FTP commemorates Montreal Massacre

December 7, 2016   ·   0 Comments

Written By: Jasen Obermeyer

Family Transition Place (FTP) has commemorated the Montreal Massacre by holding a candlelight vigil, raising awareness and celebrating International Day for the Elimination of Violence Against Women.

The first day of the annual event was November 25, the start of the 16 days of Activism Against Gender-Based Violence Campaign. The campaign ends this Saturday, December 10, which is International Human Rights Day and the start of the White Ribbon Campaign, a movement by men working to end violence against women.   

FTP’s annual vigil remembers the Montreal Massacre. On December 6, 1989, at the Polytechnique Montreal, an engineering school with Montreal University, Marc Lepine, 25, shot and killed 14 women, injuring four men and 10 other women before killing himself. Mr. Lepine claimed he was “fighting feminism.” The day is Canada’s National Day of Remembrance and Action on Violence Against Women.   

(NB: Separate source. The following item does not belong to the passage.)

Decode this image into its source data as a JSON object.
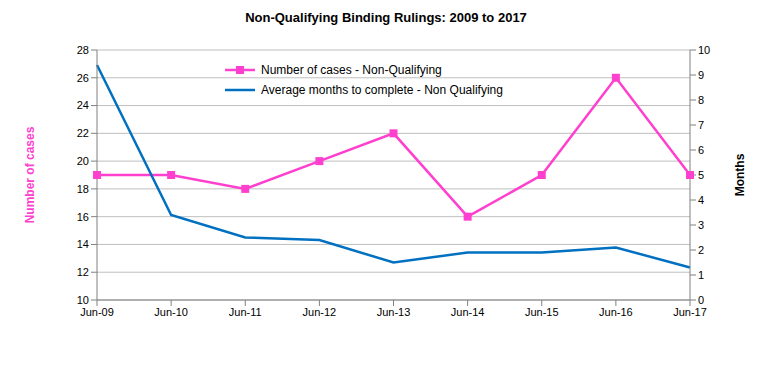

Norah Kennedy, FTP’s executive director, says the day is very significant for FTP. “It’s probably the most somber day of our year because it is representative of the fact that violence against women is still so prevalent in our society.”

FTP has been a shelter and counselling service since 1984, and according to its website, provides “critical services to women and their children who have experienced abuse and unhealthy relationships.”

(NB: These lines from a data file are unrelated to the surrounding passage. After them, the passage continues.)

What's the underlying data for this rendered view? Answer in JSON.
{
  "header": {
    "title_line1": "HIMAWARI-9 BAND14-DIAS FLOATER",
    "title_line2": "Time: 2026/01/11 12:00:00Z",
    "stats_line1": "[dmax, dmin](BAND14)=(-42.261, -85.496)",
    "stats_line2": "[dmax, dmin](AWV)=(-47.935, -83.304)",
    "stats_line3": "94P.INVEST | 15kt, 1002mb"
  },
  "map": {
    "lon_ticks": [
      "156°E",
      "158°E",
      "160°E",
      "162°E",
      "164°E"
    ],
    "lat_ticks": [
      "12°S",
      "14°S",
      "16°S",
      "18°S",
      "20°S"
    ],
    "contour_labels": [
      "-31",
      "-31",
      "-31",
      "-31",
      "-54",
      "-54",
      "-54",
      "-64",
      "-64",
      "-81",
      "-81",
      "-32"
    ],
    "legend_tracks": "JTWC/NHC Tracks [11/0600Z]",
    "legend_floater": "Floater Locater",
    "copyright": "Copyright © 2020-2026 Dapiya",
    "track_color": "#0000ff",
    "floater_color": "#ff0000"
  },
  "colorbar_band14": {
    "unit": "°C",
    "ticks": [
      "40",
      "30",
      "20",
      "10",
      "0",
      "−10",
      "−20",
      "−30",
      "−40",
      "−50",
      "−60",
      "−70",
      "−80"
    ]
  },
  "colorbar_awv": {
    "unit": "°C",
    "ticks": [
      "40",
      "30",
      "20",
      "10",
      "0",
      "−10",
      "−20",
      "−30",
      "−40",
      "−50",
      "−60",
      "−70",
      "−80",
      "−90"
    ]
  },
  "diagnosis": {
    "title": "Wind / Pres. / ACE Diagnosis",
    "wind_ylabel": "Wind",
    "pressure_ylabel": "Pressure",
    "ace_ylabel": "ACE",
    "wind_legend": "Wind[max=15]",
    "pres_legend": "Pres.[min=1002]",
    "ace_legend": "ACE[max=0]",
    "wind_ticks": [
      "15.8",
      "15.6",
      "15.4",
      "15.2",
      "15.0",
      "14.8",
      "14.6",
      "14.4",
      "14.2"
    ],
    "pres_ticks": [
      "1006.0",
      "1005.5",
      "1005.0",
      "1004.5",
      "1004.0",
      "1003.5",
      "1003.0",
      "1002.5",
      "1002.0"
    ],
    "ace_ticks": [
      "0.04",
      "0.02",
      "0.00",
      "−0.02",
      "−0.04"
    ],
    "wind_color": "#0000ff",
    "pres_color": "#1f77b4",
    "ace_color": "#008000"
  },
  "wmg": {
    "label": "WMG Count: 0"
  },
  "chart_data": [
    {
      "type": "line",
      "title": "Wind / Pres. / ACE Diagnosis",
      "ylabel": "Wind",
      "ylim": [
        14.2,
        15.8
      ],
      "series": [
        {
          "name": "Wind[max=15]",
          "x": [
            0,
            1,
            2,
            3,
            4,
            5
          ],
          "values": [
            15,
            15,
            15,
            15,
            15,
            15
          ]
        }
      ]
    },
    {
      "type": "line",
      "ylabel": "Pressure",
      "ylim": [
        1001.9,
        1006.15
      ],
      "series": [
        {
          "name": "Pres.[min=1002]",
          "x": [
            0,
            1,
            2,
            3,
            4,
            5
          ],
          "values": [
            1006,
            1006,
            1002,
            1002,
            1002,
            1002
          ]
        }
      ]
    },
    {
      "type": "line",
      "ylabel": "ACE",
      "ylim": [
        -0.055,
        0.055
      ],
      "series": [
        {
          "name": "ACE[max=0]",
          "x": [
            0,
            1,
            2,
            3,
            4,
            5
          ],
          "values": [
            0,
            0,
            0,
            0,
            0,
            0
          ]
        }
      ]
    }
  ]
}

Ms. Kennedy says the shelter is full every night; they answer roughly 3,000 calls on their crisis line every year and took in 100 women and their 60 children last year.

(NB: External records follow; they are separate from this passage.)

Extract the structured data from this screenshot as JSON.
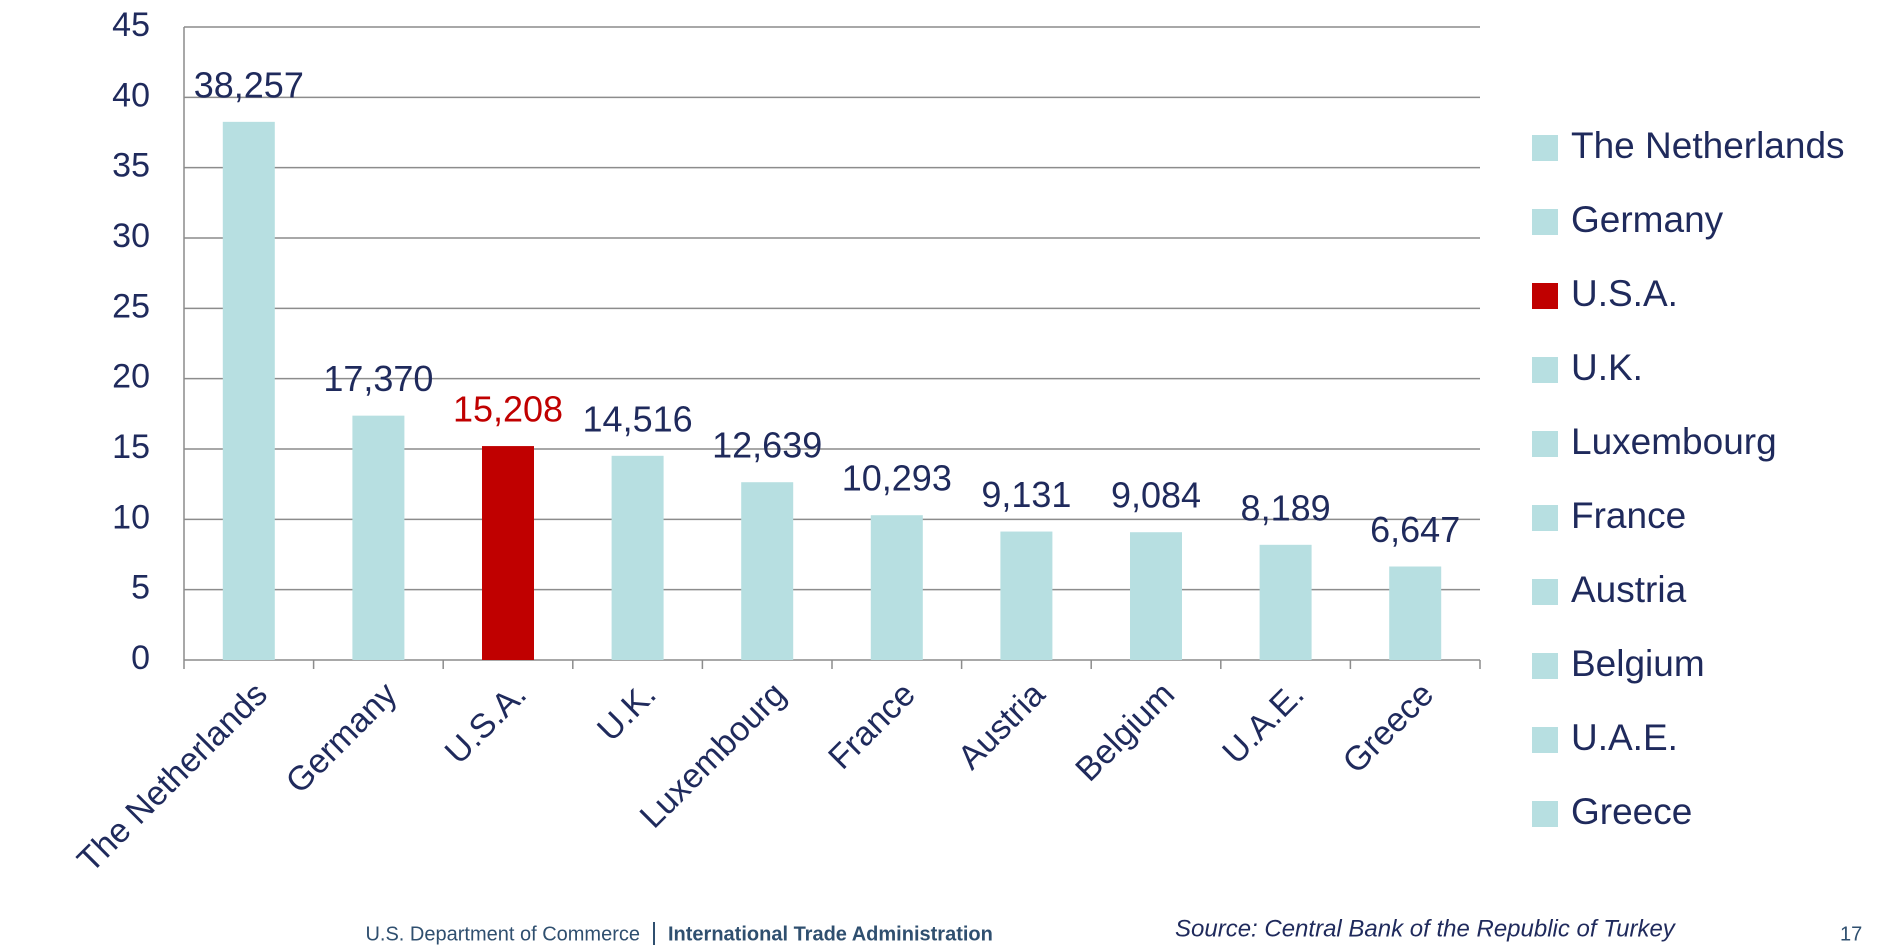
{
  "chart_data": {
    "type": "bar",
    "categories": [
      "The Netherlands",
      "Germany",
      "U.S.A.",
      "U.K.",
      "Luxembourg",
      "France",
      "Austria",
      "Belgium",
      "U.A.E.",
      "Greece"
    ],
    "values": [
      38.257,
      17.37,
      15.208,
      14.516,
      12.639,
      10.293,
      9.131,
      9.084,
      8.189,
      6.647
    ],
    "value_labels": [
      "38,257",
      "17,370",
      "15,208",
      "14,516",
      "12,639",
      "10,293",
      "9,131",
      "9,084",
      "8,189",
      "6,647"
    ],
    "colors": [
      "#b7dfe1",
      "#b7dfe1",
      "#c00000",
      "#b7dfe1",
      "#b7dfe1",
      "#b7dfe1",
      "#b7dfe1",
      "#b7dfe1",
      "#b7dfe1",
      "#b7dfe1"
    ],
    "ylim": [
      0,
      45
    ],
    "yticks": [
      0,
      5,
      10,
      15,
      20,
      25,
      30,
      35,
      40,
      45
    ],
    "grid": true,
    "legend": "right"
  },
  "footer": {
    "department": "U.S. Department of Commerce",
    "agency": "International Trade Administration",
    "source": "Source: Central Bank of the Republic of Turkey",
    "page": "17"
  }
}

FTP has programs in schools in Dufferin and Caledon, educating on violence against women, which Ms. Kennedy says she hopes for a change, the next generation of boys and girls knowing a relationship doesn’t have violence and power.

“What I’m really thrilled by is that we’ve seen an increased attendance of men.”

Giving a speech on the massacre, thanking everyone’s support, Ms. Kennedy says it’s important to remember, as violence against women is still an huge issue.

“Today is very symbolic for us because it helps us to reflect on why the violence happens. It puts into focus just how extreme that violence can get.”